Tanzania arrests Ugandan Islamist rebel leader Jamal Mukulu

Tanzanian authorities have detained Jamil Mukulu, the leader of the Congo-based Ugandan Islamist rebel group Allied Democratic Forces.

Mukulu was arrested in Tanzania after entering the country from eastern Congo. That report coming from the Wall Street Journal.

Ugandan police spokesman Fred Enanga said Mukulu would be tried at Uganda’s international crimes division in Kampala after his repatriation.

He faces charges of murder, terrorism and treason. 

“We are aware that he has committed crimes beyond our borders but it is Uganda which initiated his arrest warrant”, said Enanga.

Tanzanian officials are yet to comment on the development.

Mukulu, a former Roman Catholic who converted to Islam, founded the group in the 1990s, to topple the Ugandan government. Since the late 1990s, he and his fighters have swept across Uganda and eastern Congo, killing thousands of people, mainly civilians.

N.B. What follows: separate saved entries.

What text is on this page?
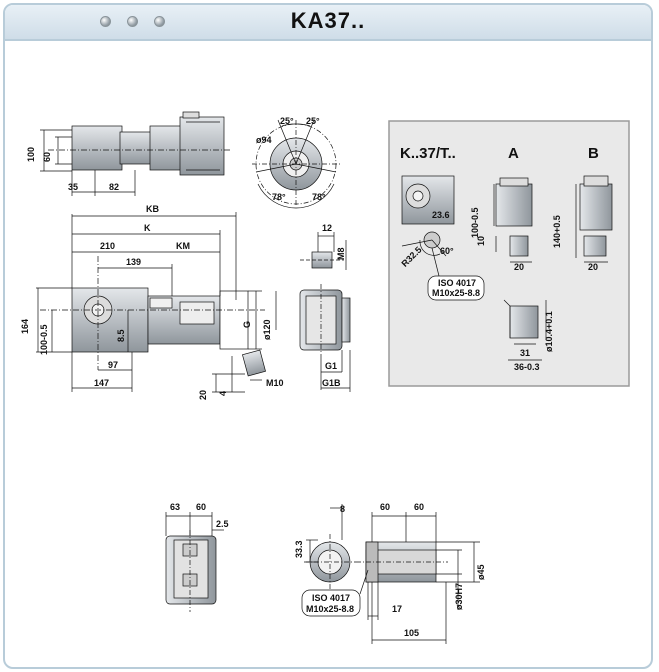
KA37..
100 60
35	82
25° 25°
ø94
78°	78°
KB
K
210	KM
139
164 100-0.5	8.5
97
147
G ø120
20 4
M10
12
M8
G1
G1B
K..37/T..	A	B
23.6 100-0.5
10
R32.5 60°
20
140+0.5
20
ø10.4+0.1
31
36-0.3
ISO 4017
M10x25-8.8
63 60
2.5
8	60	60
33.3
ø45
ø30H7
17
105
ISO 4017
M10x25-8.8
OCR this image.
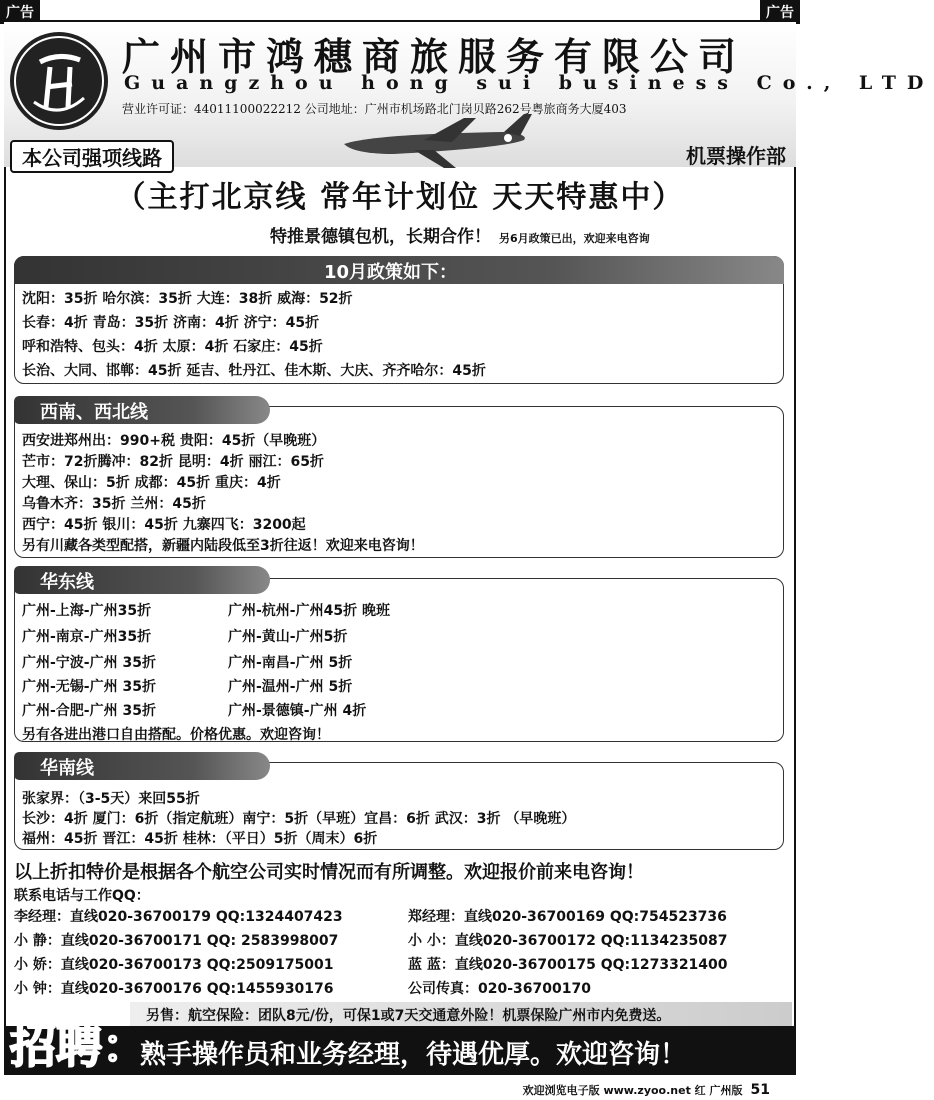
广告	广告
广州市鸿穗商旅服务有限公司
Guangzhou hong sui business Co., LTD
营业许可证：44011100022212 公司地址：广州市机场路北门岗贝路262号粤旅商务大厦403
本公司强项线路	机票操作部
（主打北京线 常年计划位 天天特惠中）
特推景德镇包机，长期合作！ 另6月政策已出，欢迎来电咨询
10月政策如下：
沈阳：35折 哈尔滨：35折 大连：38折 威海：52折
长春：4折 青岛：35折 济南：4折 济宁：45折
呼和浩特、包头：4折 太原：4折 石家庄：45折
长治、大同、邯郸：45折 延吉、牡丹江、佳木斯、大庆、齐齐哈尔：45折
西南、西北线
西安进郑州出：990+税 贵阳：45折（早晚班）
芒市：72折腾冲：82折 昆明：4折 丽江：65折
大理、保山：5折 成都：45折 重庆：4折
乌鲁木齐：35折 兰州：45折
西宁：45折 银川：45折 九寨四飞：3200起
另有川藏各类型配搭，新疆内陆段低至3折往返！欢迎来电咨询！
华东线
广州-上海-广州35折
广州-南京-广州35折
广州-宁波-广州 35折
广州-无锡-广州 35折
广州-合肥-广州 35折
广州-杭州-广州45折 晚班
广州-黄山-广州5折
广州-南昌-广州 5折
广州-温州-广州 5折
广州-景德镇-广州 4折
另有各进出港口自由搭配。价格优惠。欢迎咨询！
华南线
张家界：（3-5天）来回55折
长沙：4折 厦门：6折（指定航班）南宁：5折（早班）宜昌：6折 武汉：3折 （早晚班）
福州：45折 晋江：45折 桂林：（平日）5折（周末）6折
以上折扣特价是根据各个航空公司实时情况而有所调整。欢迎报价前来电咨询！
联系电话与工作QQ：
李经理：直线020-36700179 QQ:1324407423
小 静：直线020-36700171 QQ: 2583998007
小 娇：直线020-36700173 QQ:2509175001
小 钟：直线020-36700176 QQ:1455930176
郑经理：直线020-36700169 QQ:754523736
小 小：直线020-36700172 QQ:1134235087
蓝 蓝：直线020-36700175 QQ:1273321400
公司传真：020-36700170
另售：航空保险：团队8元/份，可保1或7天交通意外险！机票保险广州市内免费送。
招聘：
熟手操作员和业务经理，待遇优厚。欢迎咨询！
欢迎浏览电子版 www.zyoo.net 红 广州版 51
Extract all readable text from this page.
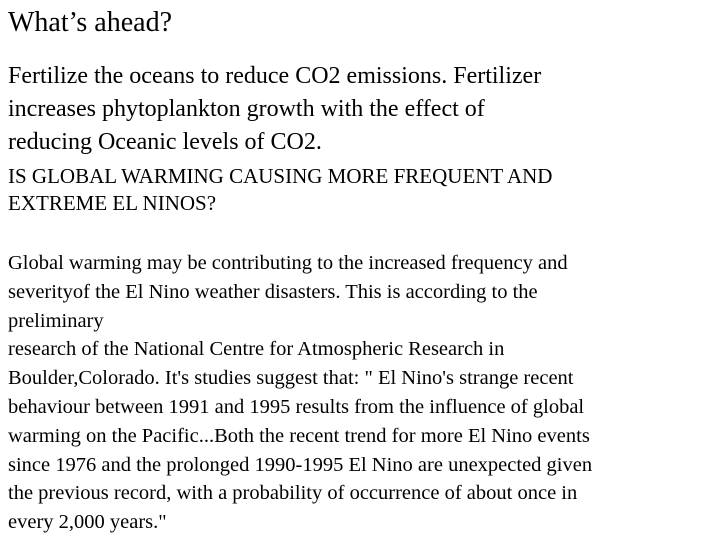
What’s ahead?
Fertilize the oceans to reduce CO2 emissions. Fertilizer
increases phytoplankton growth with the effect of
reducing Oceanic levels of CO2.
IS GLOBAL WARMING CAUSING MORE FREQUENT AND
EXTREME EL NINOS?
Global warming may be contributing to the increased frequency and
severityof the El Nino weather disasters. This is according to the
preliminary
research of the National Centre for Atmospheric Research in
Boulder,Colorado. It's studies suggest that: " El Nino's strange recent
behaviour between 1991 and 1995 results from the influence of global
warming on the Pacific...Both the recent trend for more El Nino events
since 1976 and the prolonged 1990-1995 El Nino are unexpected given
the previous record, with a probability of occurrence of about once in
every 2,000 years."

ADF leader Jamil Mukulu (seen below) has been arrested in Tanzania

Last year, Tanzanian forces attacked ADF rebel camps near Congo’s gold trading town of Beni, shortly after defeating another rebel group, known as the M23 in a U.S. backed campaign to rid the mineral-rich region of numerous militias.

A Congolese military court tried Mukulu in absentia and sentenced him to death in November 2014, after convicting him and three others for terrorism and murder, in relation to a spate of attacks inside Congo.

Mukulu was put on the U.N. sanctions list in 2011 for his role in the destabilization of Congo.